Let \(a\) be the sum of all coefficients in the expansion of \(\left(1-2 x+2 x^{2}\right)^{2023}\left(3-4 x^{2}+2 x^{3}\right)^{2024}\) and \(b=\lim\limits _{\mathrm{x} \rightarrow 0}\left(\frac{\int_{0}^{\mathrm{x}} \frac{\log (1+\mathrm{t})}{\mathrm{t}^{2024}+1} \mathrm{dt}}{\mathrm{x}^{2}}\right)\).

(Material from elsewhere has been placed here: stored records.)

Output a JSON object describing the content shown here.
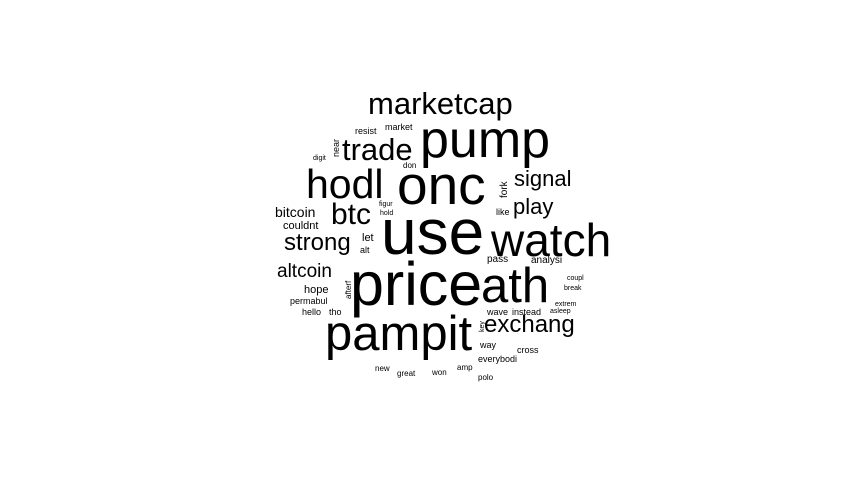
{
  "word_cloud": {
    "words": [
      {
        "id": "marketcap",
        "text": "marketcap"
      },
      {
        "id": "pump",
        "text": "pump"
      },
      {
        "id": "trade",
        "text": "trade"
      },
      {
        "id": "hodl",
        "text": "hodl"
      },
      {
        "id": "onc",
        "text": "onc"
      },
      {
        "id": "signal",
        "text": "signal"
      },
      {
        "id": "btc",
        "text": "btc"
      },
      {
        "id": "play",
        "text": "play"
      },
      {
        "id": "use",
        "text": "use"
      },
      {
        "id": "watch",
        "text": "watch"
      },
      {
        "id": "bitcoin",
        "text": "bitcoin"
      },
      {
        "id": "couldnt",
        "text": "couldnt"
      },
      {
        "id": "strong",
        "text": "strong"
      },
      {
        "id": "let",
        "text": "let"
      },
      {
        "id": "alt",
        "text": "alt"
      },
      {
        "id": "altcoin",
        "text": "altcoin"
      },
      {
        "id": "price",
        "text": "price"
      },
      {
        "id": "ath",
        "text": "ath"
      },
      {
        "id": "pass",
        "text": "pass"
      },
      {
        "id": "analysi",
        "text": "analysi"
      },
      {
        "id": "hope",
        "text": "hope"
      },
      {
        "id": "permabul",
        "text": "permabul"
      },
      {
        "id": "hello",
        "text": "hello"
      },
      {
        "id": "tho",
        "text": "tho"
      },
      {
        "id": "pampit",
        "text": "pampit"
      },
      {
        "id": "exchang",
        "text": "exchang"
      },
      {
        "id": "wave",
        "text": "wave"
      },
      {
        "id": "instead",
        "text": "instead"
      },
      {
        "id": "way",
        "text": "way"
      },
      {
        "id": "cross",
        "text": "cross"
      },
      {
        "id": "everybodi",
        "text": "everybodi"
      },
      {
        "id": "resist",
        "text": "resist"
      },
      {
        "id": "market",
        "text": "market"
      },
      {
        "id": "don",
        "text": "don"
      },
      {
        "id": "digit",
        "text": "digit"
      },
      {
        "id": "figur",
        "text": "figur"
      },
      {
        "id": "hold",
        "text": "hold"
      },
      {
        "id": "like",
        "text": "like"
      },
      {
        "id": "coupl",
        "text": "coupl"
      },
      {
        "id": "break",
        "text": "break"
      },
      {
        "id": "extrem",
        "text": "extrem"
      },
      {
        "id": "asleep",
        "text": "asleep"
      },
      {
        "id": "new",
        "text": "new"
      },
      {
        "id": "great",
        "text": "great"
      },
      {
        "id": "won",
        "text": "won"
      },
      {
        "id": "amp",
        "text": "amp"
      },
      {
        "id": "polo",
        "text": "polo"
      },
      {
        "id": "near",
        "text": "near"
      },
      {
        "id": "fork",
        "text": "fork"
      },
      {
        "id": "afterf",
        "text": "afterf"
      },
      {
        "id": "key",
        "text": "key"
      }
    ]
  }
}
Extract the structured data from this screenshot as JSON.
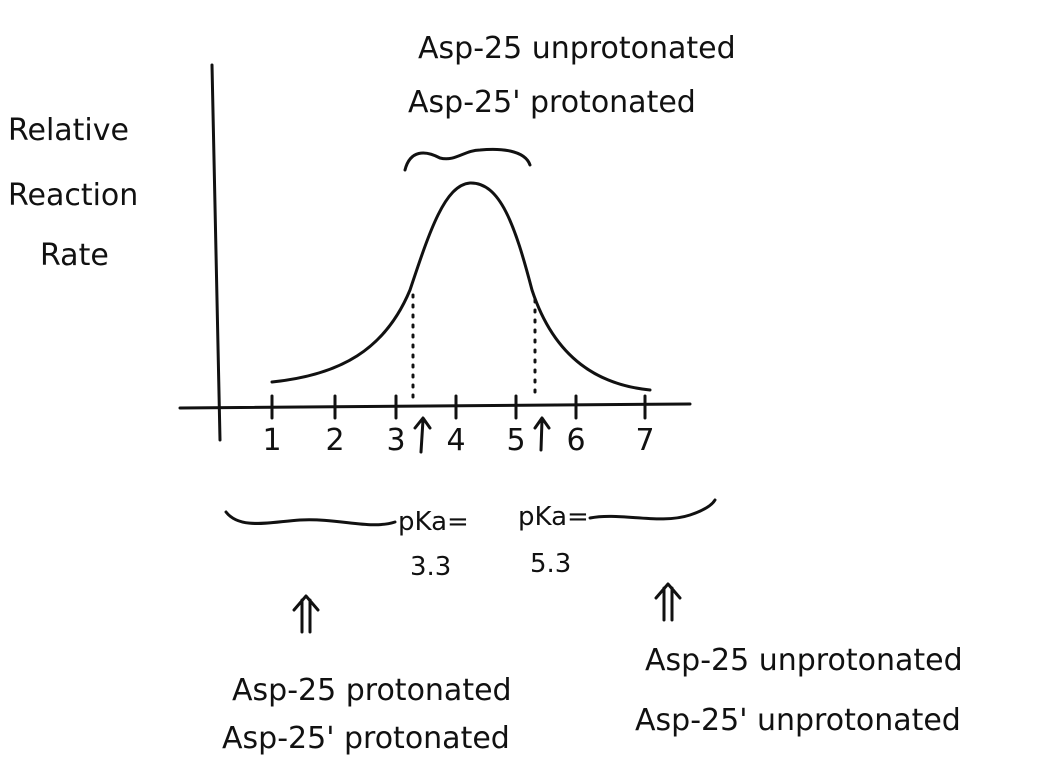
{
  "axis_label": [
    "Relative",
    "Reaction",
    "Rate"
  ],
  "x_ticks": [
    1,
    2,
    3,
    4,
    5,
    6,
    7
  ],
  "pka_labels": [
    {
      "label": "pKa=",
      "value": "3.3"
    },
    {
      "label": "pKa=",
      "value": "5.3"
    }
  ],
  "peak_label": [
    "Asp-25 unprotonated",
    "Asp-25' protonated"
  ],
  "low_ph_label": [
    "Asp-25 protonated",
    "Asp-25' protonated"
  ],
  "high_ph_label": [
    "Asp-25 unprotonated",
    "Asp-25' unprotonated"
  ]
}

If the equations \(\mathrm{cx}^{2}+\mathrm{dx}+\mathrm{e}=0\) and \(2 \mathrm{bx}^{2}+\mathrm{ax}+4=0\) have \(\mathrm{a}\) common root, where \(\mathrm {c, d, e} \in \mathrm{R}\), then \(\mathrm {d : c : e}\) equals

(1) \(2: 1: 4\)

(2) \(4: 1: 4\)

(3) \(1: 2: 4\)

(4) \(1: 1: 4\)

Answer 1

Correct option is (4) \(1: 1: 4\)

Put \(\mathrm{x}=1\)

\(\therefore \mathrm{a}=1\)

\(b=\lim\limits _{\mathrm{x} \rightarrow 0} \frac{\int_{0}^{\mathrm{x}} \frac{\ln (1+\mathrm{t})}{1+\mathrm{t}^{2024}} \mathrm{dt}}{\mathrm{x}^{2}}\)

Using L' HOPITAL Rule

\(\mathrm{b}=\lim\limits _{\mathrm{x} \rightarrow 0} \frac{\ln (1+\mathrm{x})}{\left(1+\mathrm{x}^{2024}\right)} \times \frac{1}{2 \mathrm{x}}=\frac{1}{2}\)

Now, 

\(\mathrm{cx}^{2}+\mathrm{dx}+\mathrm{e}=0, \mathrm{x}^{2}+\mathrm{x}+4=0\)

\((\mathrm{D}<0)\)

\(\therefore \frac{\mathrm{c}}{1}=\frac{\mathrm{d}}{1}=\frac{\mathrm{e}}{4}\)